Post by bystander » Wed Sep 15, 2010 1:50 am

9/11 Memorial Lights Trap Thousands of Birds
Wired Science | 14 Sept 2010
On the evening of the ninth anniversary of 9/11, the twin columns of light projected as a memorial over the World Trade Center site became a source of mystery.

Illuminated in the beams were thousands of small white objects, sparkling and spiraling, unlike anything seen on other nights. Some viewers wondered if they were scraps of paper or plastic caught in updrafts from the spotlights’ heat. From beneath, it was at times like gazing into a snowstorm. It was hard not to think of souls.

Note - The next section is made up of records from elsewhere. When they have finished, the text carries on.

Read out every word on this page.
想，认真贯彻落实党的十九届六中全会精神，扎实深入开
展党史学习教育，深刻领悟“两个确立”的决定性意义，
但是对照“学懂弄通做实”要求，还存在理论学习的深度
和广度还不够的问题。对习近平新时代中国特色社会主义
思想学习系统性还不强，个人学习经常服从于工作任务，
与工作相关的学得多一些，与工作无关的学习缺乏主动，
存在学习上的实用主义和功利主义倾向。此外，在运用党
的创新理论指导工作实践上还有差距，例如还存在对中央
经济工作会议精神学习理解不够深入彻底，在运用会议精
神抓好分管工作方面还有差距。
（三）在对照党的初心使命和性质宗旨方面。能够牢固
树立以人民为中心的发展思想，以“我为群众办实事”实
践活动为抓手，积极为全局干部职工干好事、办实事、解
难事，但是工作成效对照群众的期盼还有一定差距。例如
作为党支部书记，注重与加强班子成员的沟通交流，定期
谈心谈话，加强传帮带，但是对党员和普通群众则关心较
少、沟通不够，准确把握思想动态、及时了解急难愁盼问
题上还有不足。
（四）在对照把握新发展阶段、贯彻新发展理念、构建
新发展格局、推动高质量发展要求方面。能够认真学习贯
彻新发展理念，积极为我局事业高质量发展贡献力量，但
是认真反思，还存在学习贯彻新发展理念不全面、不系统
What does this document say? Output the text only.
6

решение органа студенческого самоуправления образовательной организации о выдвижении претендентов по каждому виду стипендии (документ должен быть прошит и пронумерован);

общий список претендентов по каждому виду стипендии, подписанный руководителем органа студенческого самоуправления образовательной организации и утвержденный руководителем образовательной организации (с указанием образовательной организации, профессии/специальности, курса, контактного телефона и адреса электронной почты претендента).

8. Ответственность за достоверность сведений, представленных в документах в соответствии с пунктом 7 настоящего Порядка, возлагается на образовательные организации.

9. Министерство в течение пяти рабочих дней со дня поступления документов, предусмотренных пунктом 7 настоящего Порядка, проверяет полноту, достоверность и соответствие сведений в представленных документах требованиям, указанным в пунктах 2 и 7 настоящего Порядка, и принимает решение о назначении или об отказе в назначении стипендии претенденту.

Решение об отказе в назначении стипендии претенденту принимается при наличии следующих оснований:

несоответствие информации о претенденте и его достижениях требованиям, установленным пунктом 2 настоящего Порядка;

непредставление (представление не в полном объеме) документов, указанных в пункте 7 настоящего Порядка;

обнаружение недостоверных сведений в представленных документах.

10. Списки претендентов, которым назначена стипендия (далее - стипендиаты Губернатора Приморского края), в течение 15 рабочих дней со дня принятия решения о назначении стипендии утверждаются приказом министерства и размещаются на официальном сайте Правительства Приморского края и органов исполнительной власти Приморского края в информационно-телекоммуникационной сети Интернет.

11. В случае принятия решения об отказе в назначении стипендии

Those unidentified objects have now been identified as birds, pulled from their migratory path and bedazzled by the light in a perfect, poignant storm of avian disorientation.

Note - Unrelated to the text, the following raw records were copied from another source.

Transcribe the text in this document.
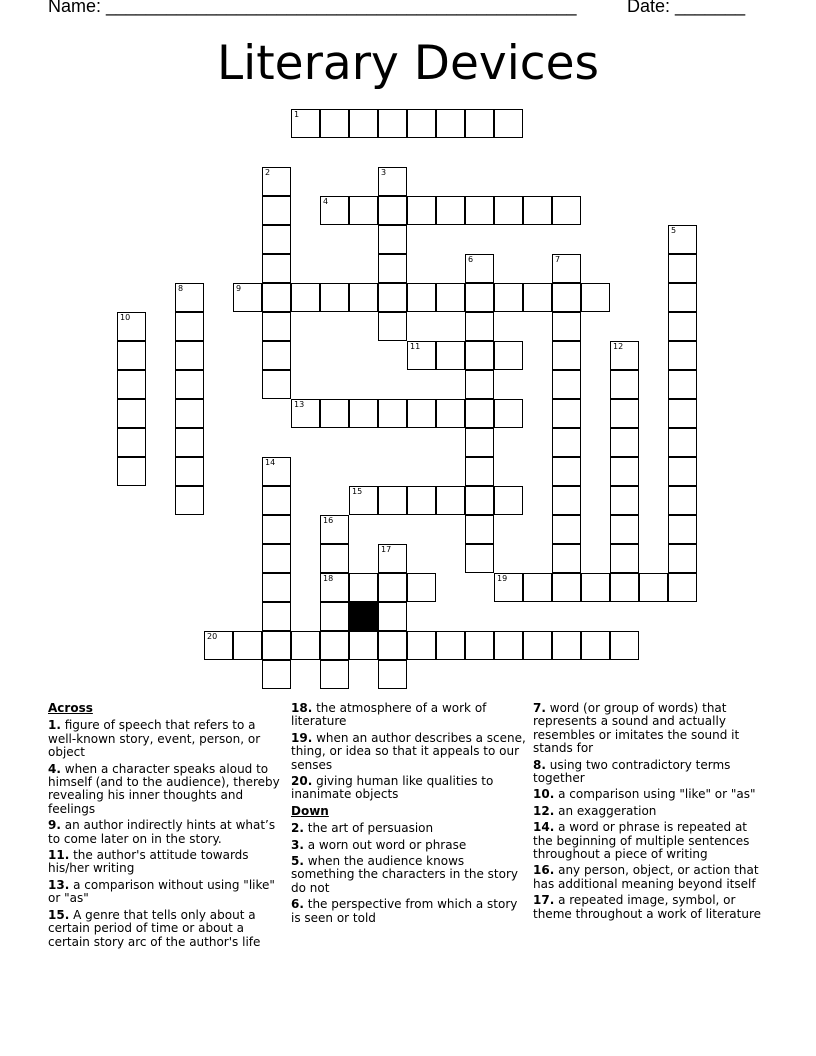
Name: _______________________________________________	Date: _______
Literary Devices
1
2	3
4
5
6	7
8	9
10
11	12
13
14
15
16
17
18	19
20
Across
1. figure of speech that refers to a well-known story, event, person, or object
4. when a character speaks aloud to himself (and to the audience), thereby revealing his inner thoughts and feelings
9. an author indirectly hints at what’s to come later on in the story.
11. the author's attitude towards his/her writing
13. a comparison without using "like" or "as"
15. A genre that tells only about a certain period of time or about a certain story arc of the author's life
18. the atmosphere of a work of literature
19. when an author describes a scene, thing, or idea so that it appeals to our senses
20. giving human like qualities to inanimate objects
Down
2. the art of persuasion
3. a worn out word or phrase
5. when the audience knows something the characters in the story do not
6. the perspective from which a story is seen or told
7. word (or group of words) that represents a sound and actually resembles or imitates the sound it stands for
8. using two contradictory terms together
10. a comparison using "like" or "as"
12. an exaggeration
14. a word or phrase is repeated at the beginning of multiple sentences throughout a piece of writing
16. any person, object, or action that has additional meaning beyond itself
17. a repeated image, symbol, or theme throughout a work of literature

“It’s only happened once before. It’s a confluence of circumstances that come together to cause this,” said John Rowden, citizen science director at the Audubon Society’s New York chapter. “Some of it has to do with meteorological conditions, and some with the phase of the moon.”

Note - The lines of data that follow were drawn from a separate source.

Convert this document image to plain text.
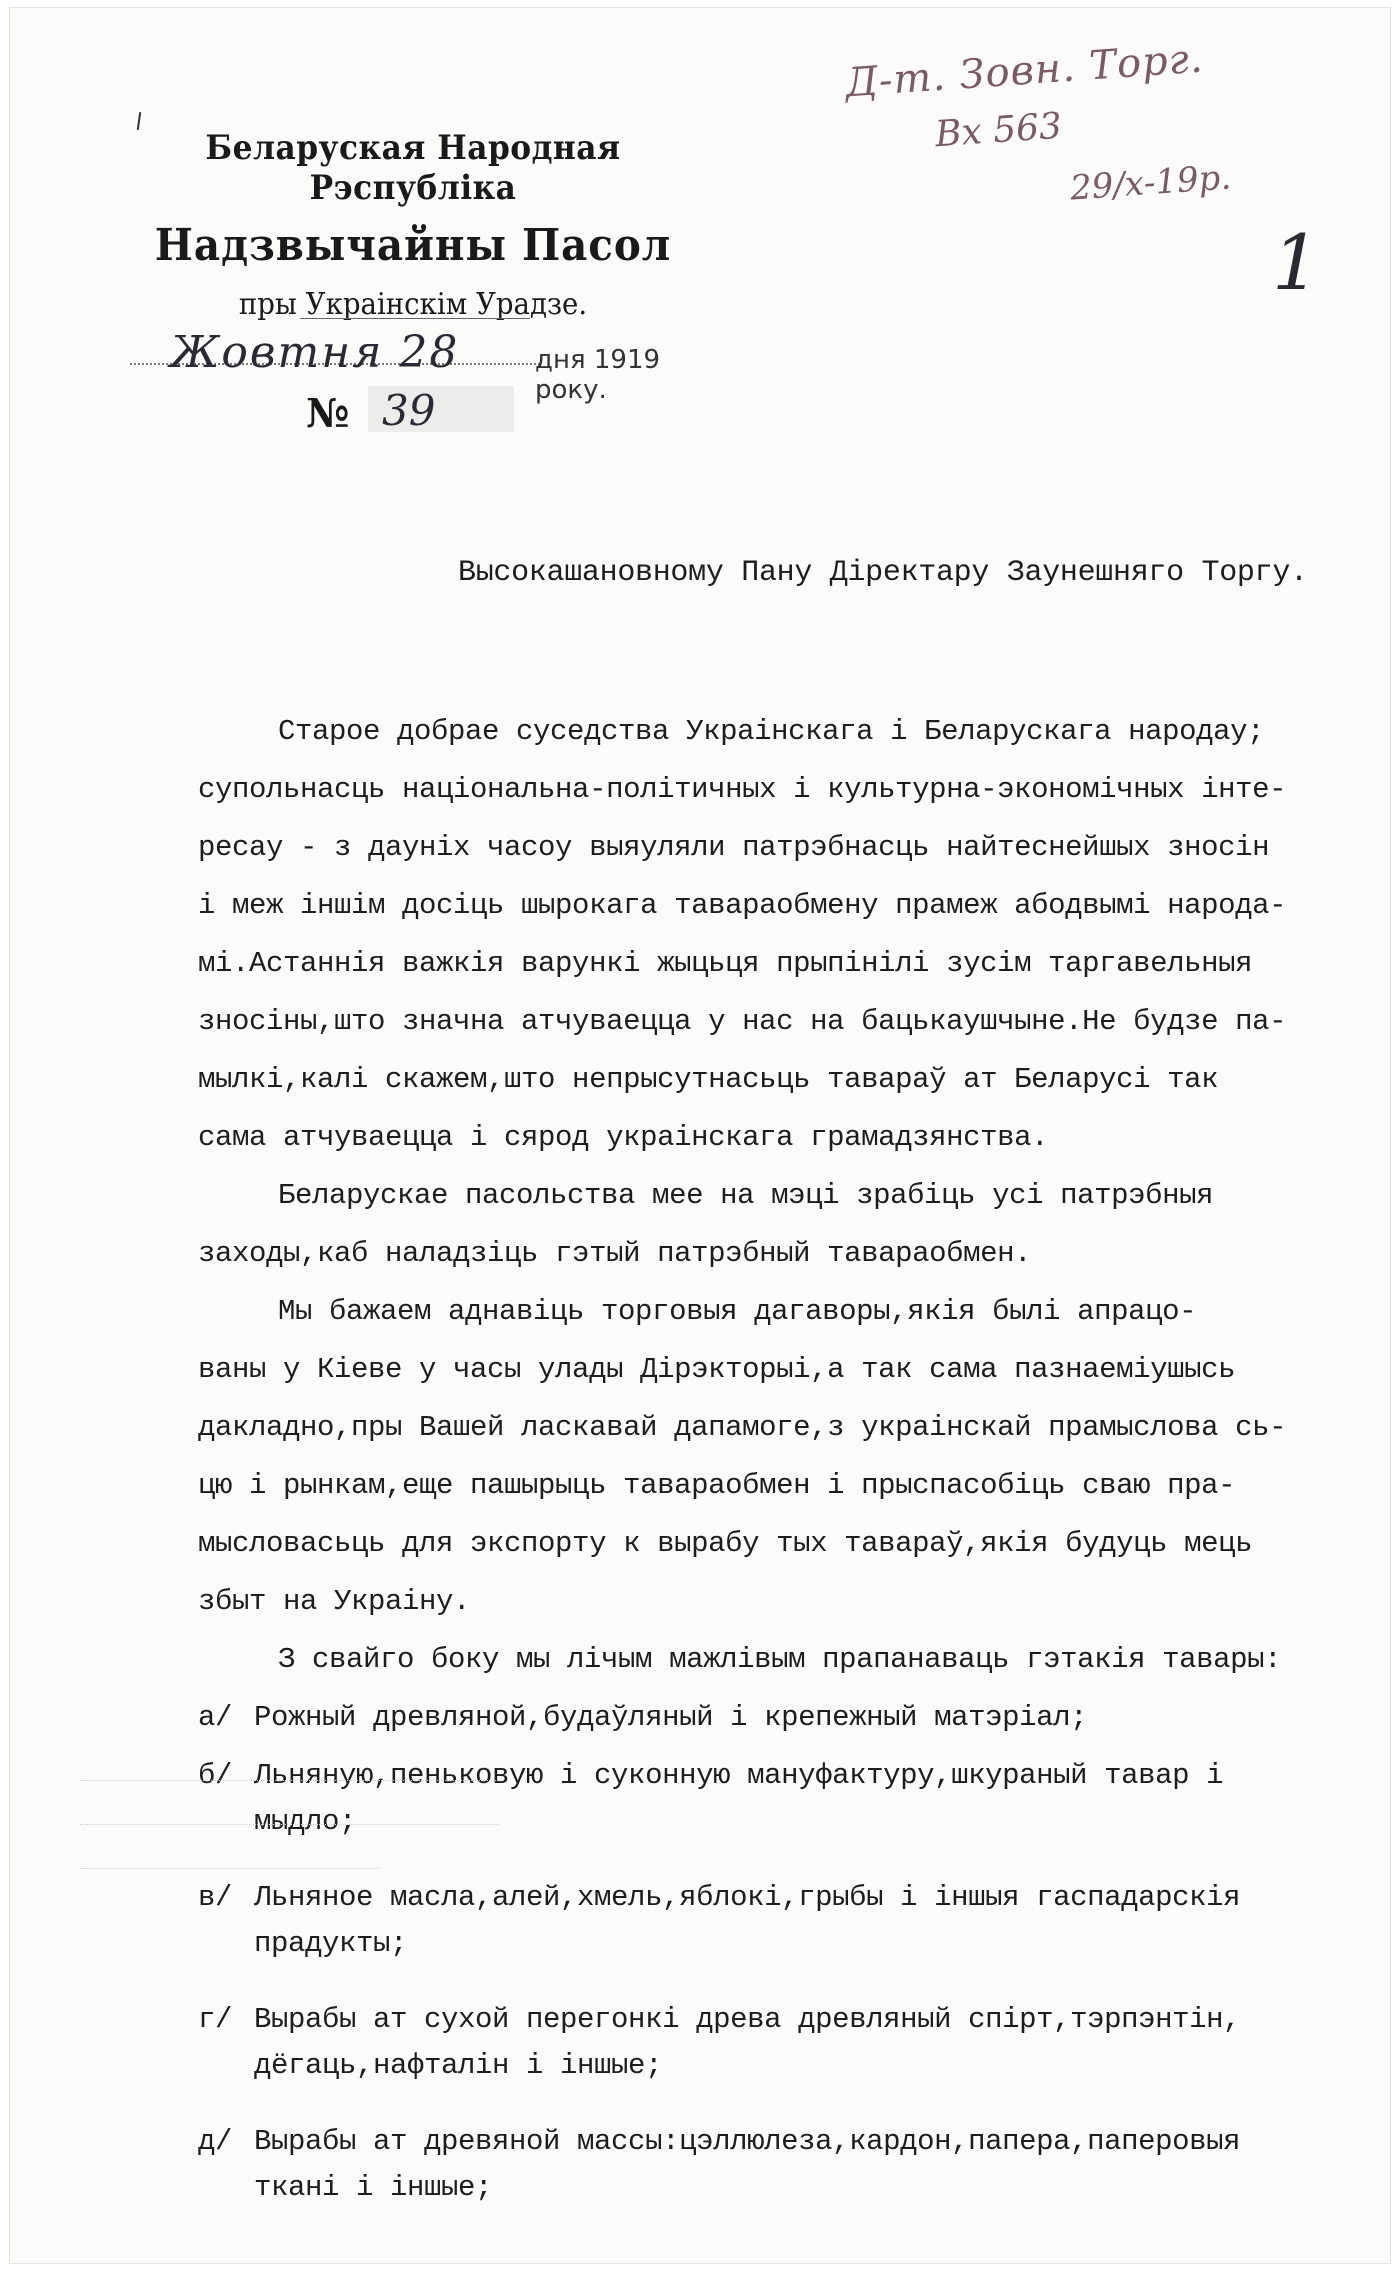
Беларуская Народная Рэспубліка
Надзвычайны Пасол
пры Украінскім Урадзе.
Жовтня 28	дня 1919 року.
№ 39
Д-т. Зовн. Торг.
Вх 563
29/х-19р.
1
Высокашановному Пану Дiректару Заунешняго Торгу.
Старое добрае суседства Украінскага і Беларускага народау;
супольнасць національна-політичных і культурна-экономічных інте-
ресау - з дауніх часоу выяуляли патрэбнасць найтеснейшых зносін
і меж іншім досіць шырокага тавараобмену прамеж абодвымі народа-
мі.Астаннія важкія варункі жыцьця прыпінілі зусім таргавельныя
зносіны,што значна атчуваецца у нас на бацькаушчыне.Не будзе па-
мылкі,калі скажем,што непрысутнасьць тавараў ат Беларусі так
сама атчуваецца і сярод украінскага грамадзянства.
Беларускае пасольства мее на мэці зрабіць усі патрэбныя
заходы,каб наладзіць гэтый патрэбный тавараобмен.
Мы бажаем аднавіць торговыя дагаворы,якія былі апрацо-
ваны у Кіеве у часы улады Дірэкторыі,а так сама пазнаеміушысь
дакладно,пры Вашей ласкавай дапамоге,з украінскай прамыслова сь-
цю і рынкам,еще пашырыць тавараобмен і прыспасобіць сваю пра-
мысловасьць для экспорту к вырабу тых тавараў,якія будуць мець
збыт на Украіну.
З свайго боку мы лічым мажлівым прапанаваць гэтакія тавары:
а/ Рожный древляной,будаўляный і крепежный матэріал;
б/ Льняную,пеньковую і суконную мануфактуру,шкураный тавар і
мыдло;
в/ Льняное масла,алей,хмель,яблокі,грыбы і іншыя гаспадарскія
прадукты;
г/ Вырабы ат сухой перегонкі древа древляный спірт,тэрпэнтін,
дёгаць,нафталін і іншые;
д/ Вырабы ат древяной массы:цэллюлеза,кардон,папера,паперовыя
ткані і іншые;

New York City sits in the middle of a major migration corridor, used for millennia by birds flying south for the winter. During autumn nights, thousands of birds pass directly above the megalopolis, a passage generally unnoticed by its human inhabitants.

During the previous week, weather was bad for migration. Tropical storm systems moved north up the U.S. East Coast, pushing against birds headed south. To conserve energy, migratory birds prefer tailwinds, and are willing to wait for good weather.

“Birds were coming down from the north and piling up, waiting to push southwards,” said Rowden.

To navigate, birds rely on a variety of internal compass mechanisms, which are calibrated to Earth’s geomagnetic fields by sunlight, starlight and moonlight. On Sept. 11, the new moon was just two nights old, a thumbnail sliver. In such conditions, birds rely on starlight, but parts of the lower Manhattan sky were overcast.

The buildings resembled stars. Outshining them all was the Tribute in Light above Ground Zero.